Joga-se hoje
a volta final das presidenciais francesas. Num mundo global, onde as decisões
de uns afetam a vida de todos, as eleições em França têm sido analisadas em
todas as línguas. Este sufrágio oferece opção entre o neoliberalismo e a
extrema-direita. Perante tal cardápio, não há – não pode haver – dúvidas quanto
à escolha. Nem que seja dar a vitória a um para derrotar a outra. Dito isto,
porque tem havido tanta divergência de posições e comentários em terras lusas?
Marine Le
Pen, líder da Frente Nacional, é o rosto de um legado político que se confunde com
a herança familiar. Marine rompeu com o extremismo antissemita do pai,
Jean-Marie Le Pen, e modernizou e suavizou a mensagem do partido. Mas, para lá
da imagem renovada, a essência não mudou. Continua a ser a extrema-direita. As
propostas não defraudam os seus seguidores: fecho de fronteiras,
anti-imigração, discriminação islâmica, rutura com o euro e a União Europeia, isolacionismo,
protecionismo económico. Marine poderá não chegar ao Eliseu, como todas as
sondagens indicam, mas independentemente do resultado nas urnas, já venceu.

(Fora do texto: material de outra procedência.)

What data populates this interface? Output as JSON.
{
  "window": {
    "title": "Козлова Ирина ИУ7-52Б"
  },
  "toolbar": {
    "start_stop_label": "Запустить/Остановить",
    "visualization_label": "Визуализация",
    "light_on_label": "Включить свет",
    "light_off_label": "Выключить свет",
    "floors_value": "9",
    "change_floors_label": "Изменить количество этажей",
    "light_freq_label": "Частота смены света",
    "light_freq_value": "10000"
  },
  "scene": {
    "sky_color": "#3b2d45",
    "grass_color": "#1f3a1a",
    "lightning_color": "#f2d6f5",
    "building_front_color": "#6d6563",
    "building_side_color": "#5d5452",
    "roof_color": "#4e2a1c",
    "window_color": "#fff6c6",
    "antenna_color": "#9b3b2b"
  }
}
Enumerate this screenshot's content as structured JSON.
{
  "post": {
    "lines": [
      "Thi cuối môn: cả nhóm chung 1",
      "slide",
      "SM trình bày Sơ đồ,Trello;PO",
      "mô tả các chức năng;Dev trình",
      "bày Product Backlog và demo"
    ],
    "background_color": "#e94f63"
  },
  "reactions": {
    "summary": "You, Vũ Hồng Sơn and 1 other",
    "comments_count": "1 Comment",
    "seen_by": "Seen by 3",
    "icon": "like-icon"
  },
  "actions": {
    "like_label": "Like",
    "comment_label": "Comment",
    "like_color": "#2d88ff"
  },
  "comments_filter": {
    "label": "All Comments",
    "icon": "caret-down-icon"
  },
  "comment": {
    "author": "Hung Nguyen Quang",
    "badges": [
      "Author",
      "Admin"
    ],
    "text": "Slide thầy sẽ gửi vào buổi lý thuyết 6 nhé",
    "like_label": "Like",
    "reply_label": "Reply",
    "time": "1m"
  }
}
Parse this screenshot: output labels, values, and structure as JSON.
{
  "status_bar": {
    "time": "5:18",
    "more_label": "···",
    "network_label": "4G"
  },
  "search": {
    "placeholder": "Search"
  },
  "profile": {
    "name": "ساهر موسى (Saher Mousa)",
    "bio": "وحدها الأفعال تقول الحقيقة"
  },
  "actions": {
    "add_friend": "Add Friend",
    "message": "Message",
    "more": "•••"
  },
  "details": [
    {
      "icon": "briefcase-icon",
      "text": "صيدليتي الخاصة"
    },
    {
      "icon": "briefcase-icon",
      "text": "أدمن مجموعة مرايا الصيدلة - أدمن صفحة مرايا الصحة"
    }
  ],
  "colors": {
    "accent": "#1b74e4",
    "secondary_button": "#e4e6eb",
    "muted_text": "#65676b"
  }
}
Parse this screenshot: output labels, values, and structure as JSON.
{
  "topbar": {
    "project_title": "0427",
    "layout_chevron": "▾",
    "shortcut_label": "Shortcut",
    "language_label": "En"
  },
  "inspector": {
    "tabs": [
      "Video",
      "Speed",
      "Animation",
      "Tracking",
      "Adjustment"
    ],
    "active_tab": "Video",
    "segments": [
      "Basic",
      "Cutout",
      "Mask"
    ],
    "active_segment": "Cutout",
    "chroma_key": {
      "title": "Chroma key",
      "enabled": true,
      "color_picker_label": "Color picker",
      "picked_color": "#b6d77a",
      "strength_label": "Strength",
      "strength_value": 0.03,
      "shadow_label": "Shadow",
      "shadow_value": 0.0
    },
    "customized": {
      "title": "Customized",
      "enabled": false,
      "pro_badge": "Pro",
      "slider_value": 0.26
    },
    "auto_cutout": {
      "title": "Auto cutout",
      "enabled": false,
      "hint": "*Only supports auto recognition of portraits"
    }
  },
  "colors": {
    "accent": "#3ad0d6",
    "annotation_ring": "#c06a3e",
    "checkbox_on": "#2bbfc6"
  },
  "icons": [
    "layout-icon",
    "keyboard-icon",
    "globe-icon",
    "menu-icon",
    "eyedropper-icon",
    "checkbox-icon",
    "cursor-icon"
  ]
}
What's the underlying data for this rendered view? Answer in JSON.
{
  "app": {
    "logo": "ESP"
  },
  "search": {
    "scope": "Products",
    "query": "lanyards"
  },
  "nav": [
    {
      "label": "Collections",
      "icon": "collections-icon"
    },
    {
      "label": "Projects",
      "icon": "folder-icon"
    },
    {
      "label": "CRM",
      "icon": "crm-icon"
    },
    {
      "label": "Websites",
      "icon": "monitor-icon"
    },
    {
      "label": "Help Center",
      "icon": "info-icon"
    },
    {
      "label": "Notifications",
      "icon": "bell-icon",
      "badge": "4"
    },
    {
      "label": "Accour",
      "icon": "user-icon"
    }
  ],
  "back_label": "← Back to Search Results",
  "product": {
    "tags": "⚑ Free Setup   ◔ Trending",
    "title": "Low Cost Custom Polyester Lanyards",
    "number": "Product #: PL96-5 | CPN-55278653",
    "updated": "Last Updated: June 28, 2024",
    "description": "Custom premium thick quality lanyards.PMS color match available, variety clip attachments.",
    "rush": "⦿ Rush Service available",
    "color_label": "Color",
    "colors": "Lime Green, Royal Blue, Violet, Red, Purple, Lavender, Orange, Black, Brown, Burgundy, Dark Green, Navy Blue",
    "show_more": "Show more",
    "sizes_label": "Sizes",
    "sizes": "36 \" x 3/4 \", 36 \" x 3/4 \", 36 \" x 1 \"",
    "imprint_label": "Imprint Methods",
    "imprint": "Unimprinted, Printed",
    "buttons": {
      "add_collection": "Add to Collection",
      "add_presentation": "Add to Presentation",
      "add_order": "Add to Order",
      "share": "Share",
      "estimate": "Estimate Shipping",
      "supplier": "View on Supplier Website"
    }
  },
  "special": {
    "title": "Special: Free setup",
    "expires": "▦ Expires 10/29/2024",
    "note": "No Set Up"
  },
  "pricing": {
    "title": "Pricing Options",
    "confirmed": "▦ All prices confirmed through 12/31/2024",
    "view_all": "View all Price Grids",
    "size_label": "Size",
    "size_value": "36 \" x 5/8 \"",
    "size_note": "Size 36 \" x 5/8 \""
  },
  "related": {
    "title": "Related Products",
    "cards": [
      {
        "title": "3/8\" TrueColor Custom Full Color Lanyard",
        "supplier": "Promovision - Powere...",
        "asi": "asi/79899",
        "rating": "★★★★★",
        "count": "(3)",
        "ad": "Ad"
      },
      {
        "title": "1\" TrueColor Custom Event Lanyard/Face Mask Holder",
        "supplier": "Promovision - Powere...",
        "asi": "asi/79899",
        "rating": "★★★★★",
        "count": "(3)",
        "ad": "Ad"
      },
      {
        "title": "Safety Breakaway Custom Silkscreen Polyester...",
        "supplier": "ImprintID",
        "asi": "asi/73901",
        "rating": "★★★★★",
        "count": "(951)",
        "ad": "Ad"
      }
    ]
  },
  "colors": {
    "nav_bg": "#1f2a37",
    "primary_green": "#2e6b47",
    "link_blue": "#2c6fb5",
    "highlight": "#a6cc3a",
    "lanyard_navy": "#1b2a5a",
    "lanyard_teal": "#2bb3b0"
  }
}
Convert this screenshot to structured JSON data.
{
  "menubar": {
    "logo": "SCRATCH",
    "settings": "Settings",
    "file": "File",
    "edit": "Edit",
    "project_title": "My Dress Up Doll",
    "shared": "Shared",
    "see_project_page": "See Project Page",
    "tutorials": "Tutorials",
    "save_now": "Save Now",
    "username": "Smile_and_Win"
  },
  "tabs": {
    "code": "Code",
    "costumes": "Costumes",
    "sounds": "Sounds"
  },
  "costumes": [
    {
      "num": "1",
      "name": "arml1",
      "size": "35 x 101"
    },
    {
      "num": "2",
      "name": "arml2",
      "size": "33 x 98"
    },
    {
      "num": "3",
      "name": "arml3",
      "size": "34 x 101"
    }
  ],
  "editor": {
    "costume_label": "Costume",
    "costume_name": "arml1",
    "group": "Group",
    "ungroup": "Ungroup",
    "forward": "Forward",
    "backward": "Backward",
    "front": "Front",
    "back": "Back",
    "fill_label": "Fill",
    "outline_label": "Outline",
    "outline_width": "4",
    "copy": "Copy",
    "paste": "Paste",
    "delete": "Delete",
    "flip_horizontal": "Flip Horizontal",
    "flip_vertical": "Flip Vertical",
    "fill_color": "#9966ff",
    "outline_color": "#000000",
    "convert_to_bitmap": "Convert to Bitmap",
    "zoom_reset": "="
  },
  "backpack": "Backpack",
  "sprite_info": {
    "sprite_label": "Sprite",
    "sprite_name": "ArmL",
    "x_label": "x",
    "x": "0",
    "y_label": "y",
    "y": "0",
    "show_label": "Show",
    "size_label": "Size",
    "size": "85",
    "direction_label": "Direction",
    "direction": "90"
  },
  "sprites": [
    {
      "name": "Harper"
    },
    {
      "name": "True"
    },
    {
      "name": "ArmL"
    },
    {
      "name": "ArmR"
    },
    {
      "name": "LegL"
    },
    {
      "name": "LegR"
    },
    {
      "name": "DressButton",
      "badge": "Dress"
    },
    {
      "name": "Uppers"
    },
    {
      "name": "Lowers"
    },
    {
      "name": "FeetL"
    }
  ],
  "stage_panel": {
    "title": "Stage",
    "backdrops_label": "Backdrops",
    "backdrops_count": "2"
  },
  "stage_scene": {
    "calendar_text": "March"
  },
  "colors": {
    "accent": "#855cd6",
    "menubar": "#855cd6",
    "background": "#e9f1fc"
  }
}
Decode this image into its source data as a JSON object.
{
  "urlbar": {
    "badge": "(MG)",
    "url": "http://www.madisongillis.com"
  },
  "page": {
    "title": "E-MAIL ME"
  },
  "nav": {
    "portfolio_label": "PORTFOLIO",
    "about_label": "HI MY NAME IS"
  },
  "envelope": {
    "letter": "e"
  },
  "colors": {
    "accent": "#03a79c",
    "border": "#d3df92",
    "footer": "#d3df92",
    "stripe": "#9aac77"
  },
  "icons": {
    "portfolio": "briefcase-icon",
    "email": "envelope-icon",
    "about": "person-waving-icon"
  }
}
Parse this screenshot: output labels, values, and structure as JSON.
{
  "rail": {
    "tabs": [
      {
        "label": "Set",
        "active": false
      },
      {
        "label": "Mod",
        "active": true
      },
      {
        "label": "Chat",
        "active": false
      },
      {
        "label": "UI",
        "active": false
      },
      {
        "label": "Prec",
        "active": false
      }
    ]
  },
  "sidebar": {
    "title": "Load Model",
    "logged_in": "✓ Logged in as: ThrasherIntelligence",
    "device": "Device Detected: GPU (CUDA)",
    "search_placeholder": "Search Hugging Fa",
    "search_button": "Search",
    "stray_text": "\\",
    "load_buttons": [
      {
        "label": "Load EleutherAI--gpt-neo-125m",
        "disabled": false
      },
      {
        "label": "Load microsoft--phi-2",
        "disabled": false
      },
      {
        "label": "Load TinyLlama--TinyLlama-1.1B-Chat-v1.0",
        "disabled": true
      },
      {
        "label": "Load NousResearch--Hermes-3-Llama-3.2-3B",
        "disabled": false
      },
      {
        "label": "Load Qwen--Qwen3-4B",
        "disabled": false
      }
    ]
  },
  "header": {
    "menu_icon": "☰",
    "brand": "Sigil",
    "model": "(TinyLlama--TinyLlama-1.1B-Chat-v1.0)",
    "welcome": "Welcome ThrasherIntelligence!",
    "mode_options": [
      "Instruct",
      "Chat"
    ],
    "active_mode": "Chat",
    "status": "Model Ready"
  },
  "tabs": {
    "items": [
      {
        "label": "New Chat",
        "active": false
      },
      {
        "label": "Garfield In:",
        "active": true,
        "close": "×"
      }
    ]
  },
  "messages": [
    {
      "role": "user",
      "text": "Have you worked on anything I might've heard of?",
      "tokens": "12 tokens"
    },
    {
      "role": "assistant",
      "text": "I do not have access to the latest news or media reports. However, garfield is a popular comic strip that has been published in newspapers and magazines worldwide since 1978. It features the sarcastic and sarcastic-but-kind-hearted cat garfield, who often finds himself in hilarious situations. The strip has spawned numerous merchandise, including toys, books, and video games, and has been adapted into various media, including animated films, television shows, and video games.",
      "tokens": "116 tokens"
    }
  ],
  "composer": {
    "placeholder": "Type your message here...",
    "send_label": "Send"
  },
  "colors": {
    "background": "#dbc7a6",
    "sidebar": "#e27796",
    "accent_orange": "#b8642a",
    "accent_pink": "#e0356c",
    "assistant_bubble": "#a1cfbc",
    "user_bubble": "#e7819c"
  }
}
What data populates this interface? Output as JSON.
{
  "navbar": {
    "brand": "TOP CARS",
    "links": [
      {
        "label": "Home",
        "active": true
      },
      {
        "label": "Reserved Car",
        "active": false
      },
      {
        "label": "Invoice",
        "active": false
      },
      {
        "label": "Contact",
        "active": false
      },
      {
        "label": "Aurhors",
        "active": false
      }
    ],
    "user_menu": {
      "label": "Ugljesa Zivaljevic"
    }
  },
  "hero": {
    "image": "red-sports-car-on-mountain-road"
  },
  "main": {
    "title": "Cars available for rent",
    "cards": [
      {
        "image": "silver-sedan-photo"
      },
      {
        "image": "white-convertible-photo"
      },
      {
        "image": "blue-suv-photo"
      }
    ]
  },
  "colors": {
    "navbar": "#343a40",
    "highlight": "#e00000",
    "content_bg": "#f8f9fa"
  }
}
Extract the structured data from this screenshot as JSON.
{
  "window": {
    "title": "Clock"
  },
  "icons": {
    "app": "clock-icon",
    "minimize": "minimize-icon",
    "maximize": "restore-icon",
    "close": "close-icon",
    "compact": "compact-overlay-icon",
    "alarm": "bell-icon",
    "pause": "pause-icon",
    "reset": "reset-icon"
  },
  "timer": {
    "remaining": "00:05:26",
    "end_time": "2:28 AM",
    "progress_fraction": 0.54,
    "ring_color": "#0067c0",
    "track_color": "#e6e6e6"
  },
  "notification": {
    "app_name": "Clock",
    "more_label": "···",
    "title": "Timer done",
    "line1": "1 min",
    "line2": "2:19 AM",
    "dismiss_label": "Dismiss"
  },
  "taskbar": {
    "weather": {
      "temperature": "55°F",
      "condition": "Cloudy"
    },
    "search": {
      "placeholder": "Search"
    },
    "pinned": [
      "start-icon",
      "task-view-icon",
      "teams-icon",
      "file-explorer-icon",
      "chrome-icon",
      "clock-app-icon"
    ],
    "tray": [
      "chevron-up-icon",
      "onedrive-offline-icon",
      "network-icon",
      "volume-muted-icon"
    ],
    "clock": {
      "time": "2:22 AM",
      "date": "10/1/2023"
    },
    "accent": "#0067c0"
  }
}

Alargou o espaço da Frente Nacional na vida política francesa, conquistando
definitivamente mais de 20% do eleitorado na primeira volta, que é a que traduz
o verdadeiro retrato ideológico dos votantes. E colocou o país e o mundo a
falar das suas propostas. Não fosse a relevância já conquistada pela Frente
Nacional e Marine Le Pen teria visto negado o debate com o adversário, como fez
Jacques Chirac com o seu pai em 2002, recusando-se a dar tempo de antena ao
então candidato de extrema-direita.
Mas vejamos
o que oferece Emmanuel Macron e como isso pode afetar Portugal. Deixando de
lado a imagem do banqueiro e da alta finança que Le Pen lhe tentou colar durante
o debate, e que pouco dizem sobre as suas propostas, o líder do movimento En Marche! apresenta um projeto
profundamente neoliberal e euro-reformista. Em matéria laboral, pretende ir
mais longe do que Hollande – que impôs uma reforma de flexibilização (lei
El-Khomri), a qual encheu as ruas de contestação e foi um dos grandes
buldózeres do presidente e do PS francês. O que Macron propõe é mais uma desregulação
do que uma flexibilização, facilitando os despedimentos, o aumento da carga
horária e aumentando o primado dos acordos intra-empresariais sobre os
setoriais, mesmo que estes sejam mais favoráveis. Reformas que o candidato
centrista procurará fazer passar recorrendo a ordonnances, um mecanismo que permite ao Governo legislar sobre
matérias que seriam da competência da Assembleia da República. Para a Europa, o
candidato centrista projeta uma reforma que dê mais ênfase à liberalização
comercial.
Com uma
vitória praticamente garantida de Emmanuel Macron, segundo as sondagens, prevê-se
que Portugal não vá ter vida fácil no contexto europeu. A desregulação laboral
a que a troika já nos obrigou poderá agravar-se,
fazendo o caminho contrário que a Geringonça tem procurado através do aumento
do salário mínimo e do combate à precariedade. Por outro lado, é expectável um
endurecimento das políticas orçamentais por parte da União Europeia, em linha
com a filosofia germânica neste reforçar do eixo franco-alemão. Prevêm-se metas
mais restritivas e mais imposições (leia-se sanções) sobre os Estados-membros
que não as cumpram, o que seria profundamente penalizador para as economias cujo
crescimento já se encontra esmagado pelo peso da dívida.

Mélenchon
tem sido duramente criticado, e com razão, por não ter apelado ao voto em
Macron no sentido de impedir a vitória de Marine Le Pen. Não pode haver dúvida
nesta questão: perante o espectro do fascismo, escolheria sempre a opção a
favor da democracia. Contudo, recorde-se que na primeira volta Emmanuel Macron
obteve pouco mais do que Marine (24.01 contra 21.30%). Na segunda volta de
hoje, o voto em Macron será mais o voto contra Le Pen do que o voto a favor do candidato
neoliberal. Para os eleitores de esquerda e para alguns socialistas, Macron
será sempre o mal menor. E muitos terão hoje de tapar os olhos, pinçar o nariz
e engolir um sapo. Mas pergunto: se a segunda volta fosse disputada entre
Marine Le Pen e Jean-Luc Mélenchon, em quem votariam os eleitores de direita?